Кстати, на этот раз в бюллетене, опубликованном в «Правительственном вестнике», тоже имелось некоторое непринципиальное расхождение с черновиком из камер-фурьерского журнала, в котором вместо «деятельности сердца» говорилось о «сердечной деятельности»[173]
. Замена не выглядит опечаткой, и вряд ли в редакции газеты могли пойти на такую редактуру без согласования с Ливадией. Поэтому не исключено, что сделанное исправление было призвано усилить общий благоприятный фон клинической картины путем подобной «субстантивации». Или же кто-то заметил ненужную двусмысленность, происходящую от возможных толкований прилагательного «сердечный». В воскресенье утренний и вечерний бюллетени свидетельствовали о сохранении прежней клинической картины, разве что аппетит был назван не «хорошим», как накануне, а «удовлетворительным»[174].«Бюллетени лучше – надежда крепнет», – комментировал Султанов 16 октября медицинские сводки последних дней[175]

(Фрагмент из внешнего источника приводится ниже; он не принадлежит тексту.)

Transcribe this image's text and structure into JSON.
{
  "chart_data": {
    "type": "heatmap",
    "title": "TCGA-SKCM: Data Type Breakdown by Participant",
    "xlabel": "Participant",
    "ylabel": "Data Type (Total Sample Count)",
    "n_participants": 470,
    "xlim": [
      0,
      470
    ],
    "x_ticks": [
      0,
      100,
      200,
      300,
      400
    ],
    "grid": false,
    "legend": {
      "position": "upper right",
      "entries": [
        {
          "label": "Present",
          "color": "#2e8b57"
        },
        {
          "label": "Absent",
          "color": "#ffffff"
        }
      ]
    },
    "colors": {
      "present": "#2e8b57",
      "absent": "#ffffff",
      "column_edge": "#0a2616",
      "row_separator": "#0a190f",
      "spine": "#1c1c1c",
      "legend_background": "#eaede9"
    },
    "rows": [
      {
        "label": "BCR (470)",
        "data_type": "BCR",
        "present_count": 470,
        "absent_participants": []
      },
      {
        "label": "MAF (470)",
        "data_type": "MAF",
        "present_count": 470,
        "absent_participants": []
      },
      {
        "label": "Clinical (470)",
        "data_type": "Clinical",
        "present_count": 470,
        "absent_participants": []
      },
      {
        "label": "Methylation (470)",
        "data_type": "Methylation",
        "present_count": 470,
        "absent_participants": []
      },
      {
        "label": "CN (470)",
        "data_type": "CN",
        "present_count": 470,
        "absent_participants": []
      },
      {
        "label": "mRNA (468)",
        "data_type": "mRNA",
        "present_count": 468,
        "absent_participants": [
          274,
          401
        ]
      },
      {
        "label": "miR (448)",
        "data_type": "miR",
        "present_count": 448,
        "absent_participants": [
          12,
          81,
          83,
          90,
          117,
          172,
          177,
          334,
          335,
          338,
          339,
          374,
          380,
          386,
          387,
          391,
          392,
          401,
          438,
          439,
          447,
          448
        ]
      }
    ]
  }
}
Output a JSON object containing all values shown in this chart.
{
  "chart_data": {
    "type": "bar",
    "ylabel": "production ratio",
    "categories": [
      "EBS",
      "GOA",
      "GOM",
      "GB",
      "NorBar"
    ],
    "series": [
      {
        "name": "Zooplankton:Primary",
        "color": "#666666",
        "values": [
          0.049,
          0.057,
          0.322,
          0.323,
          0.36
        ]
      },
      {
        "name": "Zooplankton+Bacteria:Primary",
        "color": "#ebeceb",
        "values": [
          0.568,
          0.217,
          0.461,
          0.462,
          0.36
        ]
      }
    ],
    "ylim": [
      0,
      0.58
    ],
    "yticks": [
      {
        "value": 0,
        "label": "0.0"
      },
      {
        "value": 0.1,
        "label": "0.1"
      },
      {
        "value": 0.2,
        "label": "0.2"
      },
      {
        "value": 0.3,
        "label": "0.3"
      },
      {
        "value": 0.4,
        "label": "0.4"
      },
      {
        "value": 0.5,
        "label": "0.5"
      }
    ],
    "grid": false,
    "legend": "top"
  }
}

.В целом позитивное настроение сохранялось и в утреннем понедельничном бюллетене: в нем констатировалось наличие аппетита (но в то же время и сохранение отеков), сообщалось и о сокращении времени сна. А вот вечерний бюллетень представлял уже совершенно другую ситуацию: пропал аппетит, появилась слабость, и началось кровохарканье[176]
. (Победоносцев в тот же день сообщил в дневнике о «грустных вестях» из Ливадии [177].) Султанов отреагировал, назвав эти бюллетени «опять тревожными» и подчеркнув, что «нехорошие» известия пошли прямо «с утра»[178]. В последнем архитектор явно ошибся (наверное, от волнения): разница между утренним и вечерним бюллетенями была заметной.Утренний и вечерний бюллетени от 18 октября свидетельствовали о стремительном ухудшении состояния императора: он чувствовал «большую слабость», у него практически исчез аппетит, а отеки ног «значительно увеличились», кровохарканье усилилось, а дыхание стало затруднительным, из чего врачи сделали заключение о симптомах воспаления левого легкого, температура поднялась почти до 38 градусов, больного знобило, пульс упал. При этом кризис шел по нарастающей: вечерний бюллетень оставлял более тяжкое впечатление, нежели утренний. Однако именно утренний завершался словами: «Положение опасное», – а в вечернем просто перечислялись симптомы[179]
. «Приговор в бюллетене», – заключил по поводу какого-то из них в дневнике Победоносцев[180].В дневнике Султанова за этот день имеются две записи о новостях из Ливадии, и по ним можно судить о том, насколько оперативно вывешивались бюллетени. Первая запись: «Телеграмма очень тревожная! Помилуй, Господи!»[181]
. Можно предположить, что она была сделана после прочтения утреннего бюллетеня, в котором говорилось, что «положение опасное». Однако в данном случае архитектор имел в виду вчерашний вечерний бюллетень – тот самый, где впервые было сказано о кровохарканье. Видимо, накануне вечером Султанов по какой-то причине не смог поехать к думской башне, или же вечерний бюллетень, свидетельствовавший о резком ухудшении состояния Александра III, не решились вывесить сразу, а дотянули на всякий случай допоздна, и автор дневника смог ознакомиться с ним только утром на следующий день. Такой вывод можно сделать из следующей заметки архитектора за 18 октября. Он сообщил, что около пяти вечера ему принесли «последний бюллетень» с Невского проспекта, на который он отреагировал крайне экзальтированно: «Ужас! По-видимому – конец! Помилуй, Господи!»[182]. Султанов имел в виду утренний бюллетень с фразой «положение опасное», потому что вечерний бюллетень был составлен только в десять вечера. Похоже, что в последние дни жизни Александра III информация о его состоянии обнародовалась менее оперативно, чем прежде.